The Purchasing Managers’ Index (PMI) for manufacturing rose to 50.2 last month from 49.2 in January, inching above the 50-point line that marks growth in activity, the Istanbul Chamber of Industry (ISO) and S&P Global said.

Treasury and Finance Minister Mehmet Şimşek said the data signaled a good start to 2024.

“The PMI, which has been increasing for two months, shows that we have made a good start to the year in industrial production,” Şimşek wrote on social media platform X, formerly known as Twitter.

“With the recovery in the European Union, our main trading partner, the manufacturing industry will become even stronger,” he noted.

Firms contributing to the survey pointed to signs of customer demand improving despite a marginal slowdown in new orders, the panel showed.
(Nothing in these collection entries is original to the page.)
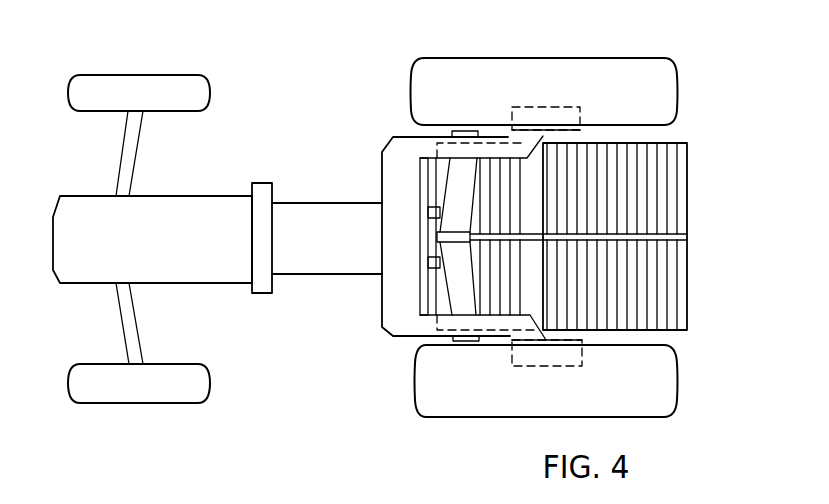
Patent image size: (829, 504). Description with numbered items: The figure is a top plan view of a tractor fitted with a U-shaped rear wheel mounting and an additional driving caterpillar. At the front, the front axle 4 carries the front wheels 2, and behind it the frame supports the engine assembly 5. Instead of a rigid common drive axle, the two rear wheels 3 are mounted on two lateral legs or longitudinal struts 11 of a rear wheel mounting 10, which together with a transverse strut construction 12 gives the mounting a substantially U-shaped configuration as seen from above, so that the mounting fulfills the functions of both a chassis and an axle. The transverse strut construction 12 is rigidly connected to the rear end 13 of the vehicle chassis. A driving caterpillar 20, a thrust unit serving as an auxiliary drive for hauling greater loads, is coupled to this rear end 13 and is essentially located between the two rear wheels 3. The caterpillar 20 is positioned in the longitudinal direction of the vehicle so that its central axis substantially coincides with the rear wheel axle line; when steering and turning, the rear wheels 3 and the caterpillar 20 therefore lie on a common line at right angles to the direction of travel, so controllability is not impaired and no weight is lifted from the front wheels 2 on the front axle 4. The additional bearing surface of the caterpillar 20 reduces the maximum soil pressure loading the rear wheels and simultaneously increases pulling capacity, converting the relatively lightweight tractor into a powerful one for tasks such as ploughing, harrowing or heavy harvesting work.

The front wheel 2 is at (98, 82).
The rear wheel 3 is at (446, 66).
The front axle 4 is at (128, 320).
The engine assembly 5 is at (193, 203).
The rear wheel mounting 10 is at (371, 141).
The longitudinal strut 11 is at (423, 147).
The transverse strut construction 12 is at (383, 172).
The rear end of the vehicle chassis 13 is at (420, 270).
The driving caterpillar 20 is at (696, 239).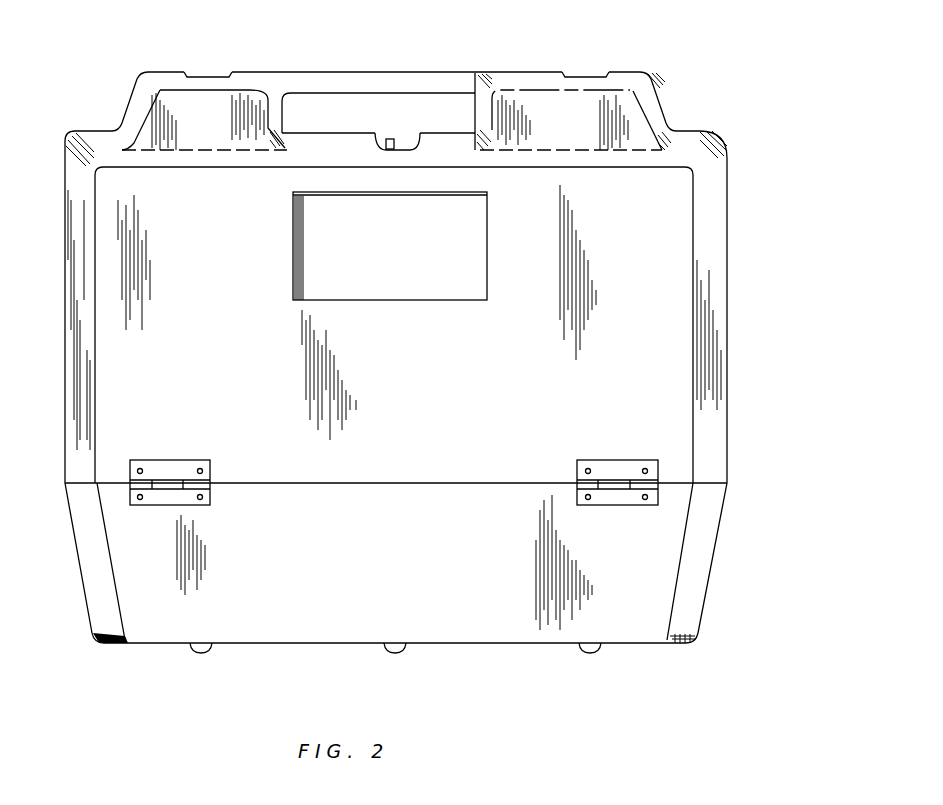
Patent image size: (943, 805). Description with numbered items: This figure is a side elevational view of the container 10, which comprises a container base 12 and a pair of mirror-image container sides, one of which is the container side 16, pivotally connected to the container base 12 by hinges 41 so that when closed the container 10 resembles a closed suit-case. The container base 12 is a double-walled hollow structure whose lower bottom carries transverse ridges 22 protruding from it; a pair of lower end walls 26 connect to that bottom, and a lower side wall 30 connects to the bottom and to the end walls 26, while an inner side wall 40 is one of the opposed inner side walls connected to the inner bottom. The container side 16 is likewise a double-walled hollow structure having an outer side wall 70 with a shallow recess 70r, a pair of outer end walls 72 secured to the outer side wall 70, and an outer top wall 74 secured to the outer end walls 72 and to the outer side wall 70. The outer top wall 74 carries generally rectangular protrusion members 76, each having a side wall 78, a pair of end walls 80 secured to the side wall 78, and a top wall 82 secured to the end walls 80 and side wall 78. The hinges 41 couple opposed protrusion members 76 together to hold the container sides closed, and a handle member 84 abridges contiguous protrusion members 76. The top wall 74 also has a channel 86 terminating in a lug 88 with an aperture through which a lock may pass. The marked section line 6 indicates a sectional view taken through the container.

The container 10 is at (757, 128).
The container base 12 is at (712, 578).
The container side 16 is at (665, 338).
The transverse ridges 22 is at (592, 652).
The lower end walls 26 is at (100, 617).
The lower side wall 30 is at (638, 610).
The inner side wall 40 is at (378, 118).
The hinges 41 is at (173, 463).
The section line 6- 6 is at (440, 22).
The outer side wall 70 is at (483, 347).
The shallow recess 70r is at (415, 290).
The outer end walls 72 is at (77, 210).
The outer top wall 74 is at (685, 148).
The protrusion member 76 is at (198, 66).
The side wall 78 is at (217, 128).
The end walls 80 is at (133, 115).
The top wall 82 is at (233, 72).
The handle member 84 is at (297, 78).
The channel 86 is at (382, 148).
The lug 88 is at (388, 143).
In turn, firms expanded their purchasing activity while stocks of components continued to moderate due to supply delays caused by disruptions to trade through the Suez Canal.

Firms signaled a moderation in employment levels amid voluntary resignations and difficulties sourcing new staff, the survey showed.

Input and output prices rose sharply again, linked to higher raw material and transport prices, currency weakness, and the recent 49% minimum wage increase in Türkiye.

“A renewed expansion in output provided a boost to the Turkish manufacturing sector in February and suggests that we should see some solid growth numbers come through in the official data in the months ahead,” said Andrew Harker, economics director at S&P Global Market Intelligence.

“Although new orders continued to moderate, the news here was also promising as demand neared stabilization. Firms will be hoping that new order trends can join those for output in growth mode in the near future.”